Eliud Martínez Prize – 2022 Winner

Rene Solivan, for Search Party

René Solivan’s [December 15,1962 – July 13, 2023] fiction, poetry, drama and non-fiction have been published in magazines, literary journals and anthologies.  Solivan is the winner of the Northridge Review Fiction Award, MetLife National Playwriting Award, and a Latino Theatre Initiative Emerging Artist Commission from the Mark Taper Forum (1977 Tony Award, Outstanding Regional Theatre) where Solivan was a playwriting fellow. The Taper produced a workshop of Solivan’s play Miss Lebron and Her Escorts which was then developed at Off-Broadway’s Obie award-winning Spanish Repertory Theatre starring NCIS star Cote de Pablo in the title role.  René was nominated by Seattle Repertory Theatre (1990 Tony Award, Outstanding Regional Theatre) for the Mentor Project at the Cherry Lane Theatre in NYC.  Solivan’s play Gods & Thieves was presented at Geva Theatre; other plays have been seen on both coasts including his first play Madre which had its world premiere at Theatre/Theater in Hollywood where the Los Angeles Times hailed it as “an absorbing, compelling tour-de-force.”

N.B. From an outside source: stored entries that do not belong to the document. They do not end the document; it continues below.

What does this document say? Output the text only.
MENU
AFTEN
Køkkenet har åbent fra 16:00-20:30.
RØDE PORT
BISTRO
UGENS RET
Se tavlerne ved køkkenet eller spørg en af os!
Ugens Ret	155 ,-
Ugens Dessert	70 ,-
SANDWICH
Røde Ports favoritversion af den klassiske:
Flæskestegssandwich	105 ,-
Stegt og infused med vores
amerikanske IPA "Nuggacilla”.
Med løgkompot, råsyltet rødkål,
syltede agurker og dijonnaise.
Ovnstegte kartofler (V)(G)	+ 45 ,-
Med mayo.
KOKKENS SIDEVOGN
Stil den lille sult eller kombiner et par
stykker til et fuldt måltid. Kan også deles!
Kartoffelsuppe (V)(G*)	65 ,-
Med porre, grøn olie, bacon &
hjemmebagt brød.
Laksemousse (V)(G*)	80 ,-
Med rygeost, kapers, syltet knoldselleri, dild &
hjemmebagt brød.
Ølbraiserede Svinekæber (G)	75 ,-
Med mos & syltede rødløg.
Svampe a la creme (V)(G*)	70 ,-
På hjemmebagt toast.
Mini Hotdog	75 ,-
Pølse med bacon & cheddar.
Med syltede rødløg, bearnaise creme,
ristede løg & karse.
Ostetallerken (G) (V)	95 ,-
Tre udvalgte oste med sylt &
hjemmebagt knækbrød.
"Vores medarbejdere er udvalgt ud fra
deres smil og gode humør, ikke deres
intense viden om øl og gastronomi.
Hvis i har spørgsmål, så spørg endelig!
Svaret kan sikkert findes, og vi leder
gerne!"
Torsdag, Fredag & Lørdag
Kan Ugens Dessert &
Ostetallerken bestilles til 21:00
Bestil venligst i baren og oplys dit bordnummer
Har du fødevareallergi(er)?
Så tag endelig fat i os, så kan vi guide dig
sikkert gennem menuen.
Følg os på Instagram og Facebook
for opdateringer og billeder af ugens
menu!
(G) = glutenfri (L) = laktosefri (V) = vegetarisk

Judge Isabel Quintero writes, “This book is so sad and I love it. In what seems to be an homage or at least nod to Eugene O’Neill’s Long Day’s Journey Into Night, we meet a family who is holding on to each other by a thread but mostly by blood. A family who seems to revolve or at least continue to get pulled back into a chaotic and painful orbit around their mother; a woman who never wanted a family and is always leaving them. It asks the question, “What happens when women don’t want a family but are forced to have one?” The answer, if the book offers any, is uncomfortable and multilayered. I love how Luis is able to speak with ghosts and there is no doubt about it and it’s not a big deal, this type of communication is simply accepted as part of the world. No one is perfect in Search Party, and no one thinks they are. This book delves into the toxicity that we often accept in familial structures and what can happen to us when we accept that as truth.”